Yahya Kemal, Türklerin Asya’dan onun öncülüğünde Anadolu ve Rumeli’ne gelişini iki mısraı ile şöyle anlatır; “Geldikti bir zaman sarı Saltuk’la Asya’dan, Bir bir Diyâr-ı Rûma dağıldık Sakarya’dan.

Onun hakkında bildiklerimiz daha ziyade efsanelere dayanır. Buna göre; Sarı Saltuk Anadolu’ya geldiğinde Beyler arasında çekişmeyi görür. İçlerinde Osman Gazi’yi gözü tutar. Günü gelince Türk birliği Osman Bey tarafından kurulacaktır. Saltuk Sultan bütün gazilere; “Osman Beyin çevresinden ayrılmayasınız!” diye vasiyet eder. Böylece en mühim kerametini Osman Bey’in müstakbel cihan imparatorluğunun banisi olduğunu görerek ortaya koyan Sarı Saltuk mübarek bir mutasavvıf olduğu kadar emsalsiz bir kahramandır. O, 93 yıllık hayatında mukaddes gayesi uğruna biran rahat nefes almamış; Çin, İran, Balkanlar, Endülüs ve Güneydoğu Avrupa ufuklarında esip durmuştur. Hocası Ahmet Yesevi boşuna ona; “Yedi krallık yerde şan ve nam sahibi ol demedi.(3)

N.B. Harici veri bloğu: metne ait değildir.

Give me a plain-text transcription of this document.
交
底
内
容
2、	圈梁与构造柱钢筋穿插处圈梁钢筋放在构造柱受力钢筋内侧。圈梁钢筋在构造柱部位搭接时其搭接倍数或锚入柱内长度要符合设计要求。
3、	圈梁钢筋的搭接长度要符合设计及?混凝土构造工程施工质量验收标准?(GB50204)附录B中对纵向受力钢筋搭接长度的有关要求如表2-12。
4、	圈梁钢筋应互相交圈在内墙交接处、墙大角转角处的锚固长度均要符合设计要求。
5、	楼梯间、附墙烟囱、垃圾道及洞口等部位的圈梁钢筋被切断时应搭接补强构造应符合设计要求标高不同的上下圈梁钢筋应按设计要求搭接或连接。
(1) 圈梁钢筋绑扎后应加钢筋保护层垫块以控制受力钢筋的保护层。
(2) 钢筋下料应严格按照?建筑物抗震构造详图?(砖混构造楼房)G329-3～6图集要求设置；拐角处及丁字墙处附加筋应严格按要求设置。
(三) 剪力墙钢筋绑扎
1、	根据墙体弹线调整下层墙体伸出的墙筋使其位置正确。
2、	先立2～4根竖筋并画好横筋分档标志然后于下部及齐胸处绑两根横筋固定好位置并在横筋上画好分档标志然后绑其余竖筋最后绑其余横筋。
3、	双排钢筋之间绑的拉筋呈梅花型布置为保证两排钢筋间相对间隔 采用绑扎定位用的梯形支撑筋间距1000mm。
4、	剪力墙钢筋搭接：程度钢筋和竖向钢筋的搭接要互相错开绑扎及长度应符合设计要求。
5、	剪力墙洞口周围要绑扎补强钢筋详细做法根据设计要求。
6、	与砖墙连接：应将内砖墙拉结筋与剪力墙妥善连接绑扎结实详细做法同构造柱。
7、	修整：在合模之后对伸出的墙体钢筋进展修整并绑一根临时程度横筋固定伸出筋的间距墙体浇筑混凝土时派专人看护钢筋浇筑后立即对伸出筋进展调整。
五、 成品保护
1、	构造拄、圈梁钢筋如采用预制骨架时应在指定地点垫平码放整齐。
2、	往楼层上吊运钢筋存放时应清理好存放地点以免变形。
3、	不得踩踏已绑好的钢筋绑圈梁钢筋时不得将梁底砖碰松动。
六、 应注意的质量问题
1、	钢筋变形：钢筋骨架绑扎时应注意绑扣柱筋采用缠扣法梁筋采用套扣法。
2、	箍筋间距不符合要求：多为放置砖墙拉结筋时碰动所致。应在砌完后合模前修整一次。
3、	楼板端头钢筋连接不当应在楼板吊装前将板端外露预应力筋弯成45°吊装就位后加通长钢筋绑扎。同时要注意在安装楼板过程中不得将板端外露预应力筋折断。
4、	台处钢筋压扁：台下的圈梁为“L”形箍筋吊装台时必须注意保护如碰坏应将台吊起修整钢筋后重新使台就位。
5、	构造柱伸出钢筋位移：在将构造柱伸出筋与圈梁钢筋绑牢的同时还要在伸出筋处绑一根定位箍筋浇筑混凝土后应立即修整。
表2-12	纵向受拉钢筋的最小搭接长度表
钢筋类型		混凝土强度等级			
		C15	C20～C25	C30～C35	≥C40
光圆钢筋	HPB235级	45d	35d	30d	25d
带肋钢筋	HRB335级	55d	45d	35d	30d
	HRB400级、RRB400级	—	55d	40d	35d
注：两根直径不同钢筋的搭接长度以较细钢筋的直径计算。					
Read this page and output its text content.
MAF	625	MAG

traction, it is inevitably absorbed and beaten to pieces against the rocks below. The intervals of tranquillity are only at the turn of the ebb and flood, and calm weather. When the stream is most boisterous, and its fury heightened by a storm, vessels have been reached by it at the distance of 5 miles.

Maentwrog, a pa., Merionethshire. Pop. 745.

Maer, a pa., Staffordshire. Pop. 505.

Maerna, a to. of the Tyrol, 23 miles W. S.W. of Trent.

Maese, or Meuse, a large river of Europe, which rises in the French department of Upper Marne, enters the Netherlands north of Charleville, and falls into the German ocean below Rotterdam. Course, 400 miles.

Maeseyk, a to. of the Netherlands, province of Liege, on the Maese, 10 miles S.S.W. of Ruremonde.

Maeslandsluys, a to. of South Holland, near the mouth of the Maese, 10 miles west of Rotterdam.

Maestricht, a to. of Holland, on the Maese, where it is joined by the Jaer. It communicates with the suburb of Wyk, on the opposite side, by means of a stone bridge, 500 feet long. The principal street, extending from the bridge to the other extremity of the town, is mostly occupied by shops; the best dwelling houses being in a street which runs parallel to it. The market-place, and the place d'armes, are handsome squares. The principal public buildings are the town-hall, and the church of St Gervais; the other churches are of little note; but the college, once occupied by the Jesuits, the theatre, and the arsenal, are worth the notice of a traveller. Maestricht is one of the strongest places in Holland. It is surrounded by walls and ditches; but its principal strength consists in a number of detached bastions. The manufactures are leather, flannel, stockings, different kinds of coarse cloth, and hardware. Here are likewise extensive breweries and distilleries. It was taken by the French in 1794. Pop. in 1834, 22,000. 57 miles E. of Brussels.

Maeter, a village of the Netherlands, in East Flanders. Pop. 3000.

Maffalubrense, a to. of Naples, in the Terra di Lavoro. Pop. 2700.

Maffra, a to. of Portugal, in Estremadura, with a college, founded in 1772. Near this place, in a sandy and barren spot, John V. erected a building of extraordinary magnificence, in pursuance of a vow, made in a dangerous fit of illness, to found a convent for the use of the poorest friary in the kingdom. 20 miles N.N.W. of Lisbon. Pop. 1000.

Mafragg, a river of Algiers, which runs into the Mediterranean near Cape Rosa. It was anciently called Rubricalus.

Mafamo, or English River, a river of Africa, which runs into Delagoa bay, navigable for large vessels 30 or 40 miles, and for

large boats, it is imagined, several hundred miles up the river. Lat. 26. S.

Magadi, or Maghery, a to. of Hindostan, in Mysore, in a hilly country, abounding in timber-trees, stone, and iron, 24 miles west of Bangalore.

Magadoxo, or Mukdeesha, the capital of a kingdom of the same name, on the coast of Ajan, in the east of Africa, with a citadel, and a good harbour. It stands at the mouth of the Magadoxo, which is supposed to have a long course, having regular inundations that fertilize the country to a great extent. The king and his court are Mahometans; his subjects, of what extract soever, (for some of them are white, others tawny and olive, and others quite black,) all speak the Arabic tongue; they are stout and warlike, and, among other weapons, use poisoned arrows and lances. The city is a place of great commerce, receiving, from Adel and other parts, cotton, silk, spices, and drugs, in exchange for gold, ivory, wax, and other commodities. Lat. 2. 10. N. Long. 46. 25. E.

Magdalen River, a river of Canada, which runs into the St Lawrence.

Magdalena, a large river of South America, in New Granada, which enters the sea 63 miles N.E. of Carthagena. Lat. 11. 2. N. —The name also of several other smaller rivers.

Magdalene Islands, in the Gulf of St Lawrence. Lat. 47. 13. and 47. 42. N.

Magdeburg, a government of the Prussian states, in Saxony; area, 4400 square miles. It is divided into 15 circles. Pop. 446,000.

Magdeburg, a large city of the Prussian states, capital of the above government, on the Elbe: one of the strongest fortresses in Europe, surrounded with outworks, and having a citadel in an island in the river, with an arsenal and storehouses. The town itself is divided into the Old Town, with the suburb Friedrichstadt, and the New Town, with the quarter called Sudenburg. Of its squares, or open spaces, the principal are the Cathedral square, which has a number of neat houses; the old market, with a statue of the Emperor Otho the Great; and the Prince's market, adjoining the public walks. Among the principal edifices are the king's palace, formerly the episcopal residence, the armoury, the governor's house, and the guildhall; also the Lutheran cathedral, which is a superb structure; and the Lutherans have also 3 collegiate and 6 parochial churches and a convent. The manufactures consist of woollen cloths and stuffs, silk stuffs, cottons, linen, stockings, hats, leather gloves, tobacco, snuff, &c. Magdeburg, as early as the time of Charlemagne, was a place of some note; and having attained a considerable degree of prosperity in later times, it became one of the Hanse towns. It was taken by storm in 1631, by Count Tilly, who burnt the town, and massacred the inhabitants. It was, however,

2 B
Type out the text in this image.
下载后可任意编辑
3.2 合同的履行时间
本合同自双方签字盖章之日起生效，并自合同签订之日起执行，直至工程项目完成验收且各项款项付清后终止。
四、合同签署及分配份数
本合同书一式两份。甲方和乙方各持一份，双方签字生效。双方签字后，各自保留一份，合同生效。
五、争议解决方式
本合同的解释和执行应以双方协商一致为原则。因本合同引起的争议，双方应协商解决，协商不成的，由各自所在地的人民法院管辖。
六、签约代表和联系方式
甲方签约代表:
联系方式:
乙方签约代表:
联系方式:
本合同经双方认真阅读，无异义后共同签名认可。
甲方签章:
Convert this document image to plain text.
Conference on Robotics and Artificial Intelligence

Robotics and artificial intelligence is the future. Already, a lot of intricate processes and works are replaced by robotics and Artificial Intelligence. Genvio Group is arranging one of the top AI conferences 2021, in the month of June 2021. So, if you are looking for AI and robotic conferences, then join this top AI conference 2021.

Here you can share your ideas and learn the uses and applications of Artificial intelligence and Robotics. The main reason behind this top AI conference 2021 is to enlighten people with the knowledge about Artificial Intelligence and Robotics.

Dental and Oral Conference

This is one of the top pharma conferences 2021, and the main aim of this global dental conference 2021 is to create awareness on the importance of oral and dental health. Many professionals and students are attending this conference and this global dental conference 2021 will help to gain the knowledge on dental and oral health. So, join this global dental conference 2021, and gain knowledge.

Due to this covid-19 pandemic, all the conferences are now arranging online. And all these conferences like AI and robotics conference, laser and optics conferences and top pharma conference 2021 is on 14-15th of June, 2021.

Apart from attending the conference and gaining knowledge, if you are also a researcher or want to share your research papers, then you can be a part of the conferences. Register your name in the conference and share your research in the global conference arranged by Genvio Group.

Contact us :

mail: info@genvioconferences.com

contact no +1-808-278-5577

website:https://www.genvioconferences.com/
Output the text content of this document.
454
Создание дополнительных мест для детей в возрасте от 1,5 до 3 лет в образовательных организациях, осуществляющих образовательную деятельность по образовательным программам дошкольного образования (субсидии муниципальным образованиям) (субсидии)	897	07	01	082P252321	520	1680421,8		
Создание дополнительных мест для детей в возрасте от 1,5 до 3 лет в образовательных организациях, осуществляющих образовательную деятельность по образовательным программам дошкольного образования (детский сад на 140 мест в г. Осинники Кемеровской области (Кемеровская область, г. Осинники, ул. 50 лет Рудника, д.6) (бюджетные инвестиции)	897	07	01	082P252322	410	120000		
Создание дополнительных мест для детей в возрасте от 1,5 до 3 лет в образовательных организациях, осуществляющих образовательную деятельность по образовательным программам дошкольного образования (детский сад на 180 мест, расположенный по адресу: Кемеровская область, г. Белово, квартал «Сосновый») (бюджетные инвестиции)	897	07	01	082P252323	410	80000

Fatih’in oğlu Cem, çevresinde Sarı Saltuk’tan çok bahsedildiğini duyar. ”Kimdir bu Sarı Saltuk? Toprağı adım adım zapt ederken insanların gönlünü de fethetmesini bilen bu bahadır veli kimdir" diye sorar. Sonra birini onun hakkında söylenenleri toplamaya atar. 7 sene uğraşan Ebulhayr, Saltukname’yi hazırlar. Sultan Bayezid de Babadağ’da Sarı Saltuk için türbe yaptırır. Sevgili Evliya Çelebimiz üzeri ahşap kubbeli bu türbeyi görmüş. İçini, dışını anlata bitiremiyor. Orada bir beyit yazmış; “Hazreti Sultan Saltuk’u ziyaret eyledik, Çok şükür şimdi görüp hakka ibadet eyledik.”

Biz de bu Müslüman- Türk velisinin türbesini Bosna’da ulu bir kayadan gürül gürül akan suyun yanında gördük. Sarı Saltuğ’a “Gayretini, cesaretini, savaşma gücünü, sevme şevkini bize de öğret!” Diye seslendik; mübarek ruhundan yardım diledik.

Mostar

Mostar’a yağmurla girdik. Önce Koski Mehmet Paşa Câmii’ni gezdik. Bu eser 1618 yılında yapıldı. 1992 yılındaki savaşta büyük zarar gördü, minâresi yıkıldı. Onarılıp ibadete açılan bu câminin avlusunda Yunus Emre Enstitüsü ve yakınında Türk konsolosluğu bulunuyor.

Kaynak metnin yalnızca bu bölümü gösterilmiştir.